Rachel Aaron is doing something right, but I don't quite know what it is. The Legend of Eli Monpress is an anthology of the first three of five books about <drumroll> Eli Monpress </drumroll>. It is like something out of a bygone age; well behaved cosy fantasy in which everyone means well and fatalities take place discreetly off stage. I imagine that when Joe Abercrombie sits down to write another one of his furiously gritty sagas of panic and mutilation, he's thinking about Rachel Aaron and trying to be the exact opposite. I'm pretty confident that when Richard Morgan went ranting on about how fantasy needed shaking up, it was exactly this kind of book that he was ranting on about. And yet, despite being a hellish cross between Mills and Boon, the flower fairies and fanfic Lord of the Rings, the book had something in it which kept me turning the pages, and indeed has me putting aside time to read the other volume and see how Aaron sorts out the whole mess.
Part of why it works is that Aaron's had a genuinely personal - and genuinely smaltzy - idea and run with it as a coherent background. In a move which would make Teilhard de Chardin smile and then hit her with something quite heavy, she's imagined an otherwise standardised fantasy world in which every object and piece of scenery has a spirit, which talented people can cajole or menace into doing things for them. Now, as a notion, this is gooey beyond the dreams of Willie Wonka's sweet factory, but goddammit if Aaron doesn't just about carry it off. What's even more remarkable is that she's not much of a stylist, so you're not exactly being wafted along on wings of rhetoric to the happy place where all this stuff might start working for the savvy reader. Aaron's one of those writers who strews adjectives with gay abandon, in oblivious defiance of the great Leonard-ian dictum that a good writer avoids anything which sounds like writing.
So that's the schtick; who's she got running around in front of it? Well, there's your actual Eli Monpress, who is so super powered it's way past funny and into the area where you wonder if the author is in on the joke. On the one hand, he's the world's greatest thief; on the other hand, he's a uniquely talented wizard; on the other other hand, he's got an extraordinary network of friends and acquaintances for someone so young.

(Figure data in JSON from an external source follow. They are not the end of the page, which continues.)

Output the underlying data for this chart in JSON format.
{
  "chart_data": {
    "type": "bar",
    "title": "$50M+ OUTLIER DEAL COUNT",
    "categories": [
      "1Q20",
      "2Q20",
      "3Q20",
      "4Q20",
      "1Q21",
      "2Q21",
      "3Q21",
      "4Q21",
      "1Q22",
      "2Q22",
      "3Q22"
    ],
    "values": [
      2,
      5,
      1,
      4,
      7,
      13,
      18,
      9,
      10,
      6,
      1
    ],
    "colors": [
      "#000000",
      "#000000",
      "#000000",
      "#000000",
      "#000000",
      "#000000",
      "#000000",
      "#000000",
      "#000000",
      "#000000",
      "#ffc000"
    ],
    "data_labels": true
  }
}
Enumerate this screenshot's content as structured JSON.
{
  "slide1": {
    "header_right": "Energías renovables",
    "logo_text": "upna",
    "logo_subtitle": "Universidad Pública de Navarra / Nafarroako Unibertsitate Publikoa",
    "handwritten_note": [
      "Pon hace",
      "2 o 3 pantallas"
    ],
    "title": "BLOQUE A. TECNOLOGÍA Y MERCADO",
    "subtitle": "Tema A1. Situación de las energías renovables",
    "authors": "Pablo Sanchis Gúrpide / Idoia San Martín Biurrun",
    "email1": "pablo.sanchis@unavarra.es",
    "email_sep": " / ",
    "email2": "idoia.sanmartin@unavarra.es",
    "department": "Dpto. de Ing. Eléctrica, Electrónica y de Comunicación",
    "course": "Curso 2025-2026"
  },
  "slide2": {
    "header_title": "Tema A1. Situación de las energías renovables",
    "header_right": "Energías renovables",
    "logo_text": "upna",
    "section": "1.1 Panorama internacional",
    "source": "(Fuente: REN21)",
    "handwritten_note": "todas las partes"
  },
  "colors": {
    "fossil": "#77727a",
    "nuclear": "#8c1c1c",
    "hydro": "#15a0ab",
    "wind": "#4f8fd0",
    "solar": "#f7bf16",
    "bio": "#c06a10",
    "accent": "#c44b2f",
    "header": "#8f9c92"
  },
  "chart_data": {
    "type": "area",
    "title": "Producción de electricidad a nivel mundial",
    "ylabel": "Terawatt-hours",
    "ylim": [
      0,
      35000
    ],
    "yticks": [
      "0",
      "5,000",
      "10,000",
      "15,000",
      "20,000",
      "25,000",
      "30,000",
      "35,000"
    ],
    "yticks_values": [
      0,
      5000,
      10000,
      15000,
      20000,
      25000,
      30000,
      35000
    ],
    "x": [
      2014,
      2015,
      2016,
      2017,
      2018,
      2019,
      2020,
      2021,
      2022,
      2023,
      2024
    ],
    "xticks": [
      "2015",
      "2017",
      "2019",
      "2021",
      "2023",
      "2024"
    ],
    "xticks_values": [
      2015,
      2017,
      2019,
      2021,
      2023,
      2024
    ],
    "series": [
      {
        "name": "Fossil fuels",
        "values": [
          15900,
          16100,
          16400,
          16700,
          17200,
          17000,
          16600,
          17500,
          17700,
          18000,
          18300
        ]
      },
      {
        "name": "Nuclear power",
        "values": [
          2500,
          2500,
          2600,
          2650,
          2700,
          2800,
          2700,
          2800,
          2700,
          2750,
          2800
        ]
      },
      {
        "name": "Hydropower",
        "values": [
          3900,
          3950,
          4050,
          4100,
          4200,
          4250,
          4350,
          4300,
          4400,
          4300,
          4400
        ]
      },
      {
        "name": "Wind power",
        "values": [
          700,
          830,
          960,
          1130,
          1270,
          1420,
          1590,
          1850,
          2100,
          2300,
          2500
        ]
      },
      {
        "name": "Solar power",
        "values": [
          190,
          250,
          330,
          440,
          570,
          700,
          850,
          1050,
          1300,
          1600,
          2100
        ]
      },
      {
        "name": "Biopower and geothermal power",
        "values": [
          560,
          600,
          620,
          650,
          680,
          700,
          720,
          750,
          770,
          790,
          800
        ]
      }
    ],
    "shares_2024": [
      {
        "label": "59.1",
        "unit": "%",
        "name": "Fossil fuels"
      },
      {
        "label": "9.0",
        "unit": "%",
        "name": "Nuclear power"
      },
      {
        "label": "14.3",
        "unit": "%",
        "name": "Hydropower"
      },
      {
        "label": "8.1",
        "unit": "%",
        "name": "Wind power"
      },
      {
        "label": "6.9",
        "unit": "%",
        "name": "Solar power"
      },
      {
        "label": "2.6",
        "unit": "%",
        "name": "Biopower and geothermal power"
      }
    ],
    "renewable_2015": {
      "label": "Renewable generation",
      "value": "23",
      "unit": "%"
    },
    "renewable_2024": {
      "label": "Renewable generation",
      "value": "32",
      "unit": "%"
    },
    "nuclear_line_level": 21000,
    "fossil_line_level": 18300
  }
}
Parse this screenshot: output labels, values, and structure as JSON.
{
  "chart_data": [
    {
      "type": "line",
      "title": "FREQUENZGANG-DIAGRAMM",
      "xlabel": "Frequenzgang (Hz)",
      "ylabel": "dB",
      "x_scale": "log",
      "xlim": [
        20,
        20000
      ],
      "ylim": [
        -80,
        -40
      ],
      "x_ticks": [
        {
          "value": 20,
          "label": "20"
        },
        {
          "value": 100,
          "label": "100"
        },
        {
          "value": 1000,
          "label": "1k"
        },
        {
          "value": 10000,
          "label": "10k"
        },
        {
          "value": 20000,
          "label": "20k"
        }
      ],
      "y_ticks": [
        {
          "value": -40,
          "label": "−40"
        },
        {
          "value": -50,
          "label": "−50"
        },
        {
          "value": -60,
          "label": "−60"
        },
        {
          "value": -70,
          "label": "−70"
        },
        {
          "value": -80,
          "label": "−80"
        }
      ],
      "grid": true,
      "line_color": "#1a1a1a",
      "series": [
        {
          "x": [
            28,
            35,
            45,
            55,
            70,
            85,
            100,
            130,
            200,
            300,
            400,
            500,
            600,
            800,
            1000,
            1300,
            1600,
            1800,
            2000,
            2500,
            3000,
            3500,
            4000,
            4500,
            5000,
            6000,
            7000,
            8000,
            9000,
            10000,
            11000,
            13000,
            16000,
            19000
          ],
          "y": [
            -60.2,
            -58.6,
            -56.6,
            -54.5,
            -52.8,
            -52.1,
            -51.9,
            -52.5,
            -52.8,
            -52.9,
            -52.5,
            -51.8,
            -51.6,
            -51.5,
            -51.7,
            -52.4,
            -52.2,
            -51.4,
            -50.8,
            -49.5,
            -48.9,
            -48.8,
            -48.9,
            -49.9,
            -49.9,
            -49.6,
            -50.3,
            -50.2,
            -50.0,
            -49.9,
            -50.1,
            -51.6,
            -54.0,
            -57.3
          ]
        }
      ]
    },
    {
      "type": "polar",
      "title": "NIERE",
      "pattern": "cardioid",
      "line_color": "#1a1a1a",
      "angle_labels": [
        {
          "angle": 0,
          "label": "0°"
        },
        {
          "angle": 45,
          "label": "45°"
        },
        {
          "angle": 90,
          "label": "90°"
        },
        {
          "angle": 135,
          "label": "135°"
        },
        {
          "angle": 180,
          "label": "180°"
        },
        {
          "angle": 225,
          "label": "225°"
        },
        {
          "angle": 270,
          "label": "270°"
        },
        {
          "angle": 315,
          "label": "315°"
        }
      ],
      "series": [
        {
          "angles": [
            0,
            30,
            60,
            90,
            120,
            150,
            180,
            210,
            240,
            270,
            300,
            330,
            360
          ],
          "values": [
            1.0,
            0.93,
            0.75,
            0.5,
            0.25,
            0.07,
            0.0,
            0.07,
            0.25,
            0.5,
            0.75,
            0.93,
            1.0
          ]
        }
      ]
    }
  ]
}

But that's not all, by any means; he's the chosen of the gods, and all the spirits of the whole world think he's the cat's pyjamas. Everyone's reaction to him is some form of admiration, tinged with varying amounts of annoyance. Backing him up are Josef and Nico. Josef is your standard garden variety thug, carrying around your perfectly ordinary most magical sword in the world. Nico is a "demonseed", and probably the most interesting character in the whole farrago, being as how she's possessed by a local manifestation of the world's big bad and is struggling to hold onto her humanity.
Pitched against our gang of three is the whole world, more or less. Monpress is pursuing notoriety for reasons which are - three books and almost a thousand pages in - still less than clear. It could just be that he's kind of a dick, and this is the way he's chosen to be kind of a dick. And the price of being the most wanted man in the world is having everyone chase after you while you're going about your unlawful business. The sharp end of the hunt is Miranda Lyonette, who's a wizard working for The Man, or as they say in those parts, the Spirit Council. She keeps catching up with Monpress just as he stumbles into a crisis so big that she has to take a time-out from catching him in order to ally with him and save increasingly large chunks of the world.
This is all very childish, especially in the way in which nothing ever seems to result in permanent harm to any of the main recurring characters. You could quite easily let kids read these books; no-one gets terribly hurt, few people get killed, even off screen, and even Enid Blyton books had more sexual tension in them. The villains get their comeuppance in due course, and the status quo is maintained with ease. It's all so terribly cosy. And yet, I kept on with them, and I think I did it because there's a nicely sinister tone around the edges. Behind all the childlike theatrics of Monpress and Lyonette, there are more grown-up characters angling for position in a much bigger game. Some of them are just paper cut-out authority figures of the type you have to roll out in any book with essentially teenage protagonists, but hanging around the edges you can find some nicely edgy compromised fixers, and the big bad's principal opponents seem considerably greyer than the pastel colour scheme we see in the foreground. I have hopes that those elements are going to be more important in the final acts. And at this point, I am steeped in syrup so far that should I wade no more, returning were as tedious as go o'er.
1 comment:
Book 4 Spirit War and especially book 5 Spirit End are much darker, have much more character development and true menace (in Spirit End our heroes have an hour to literally save the world).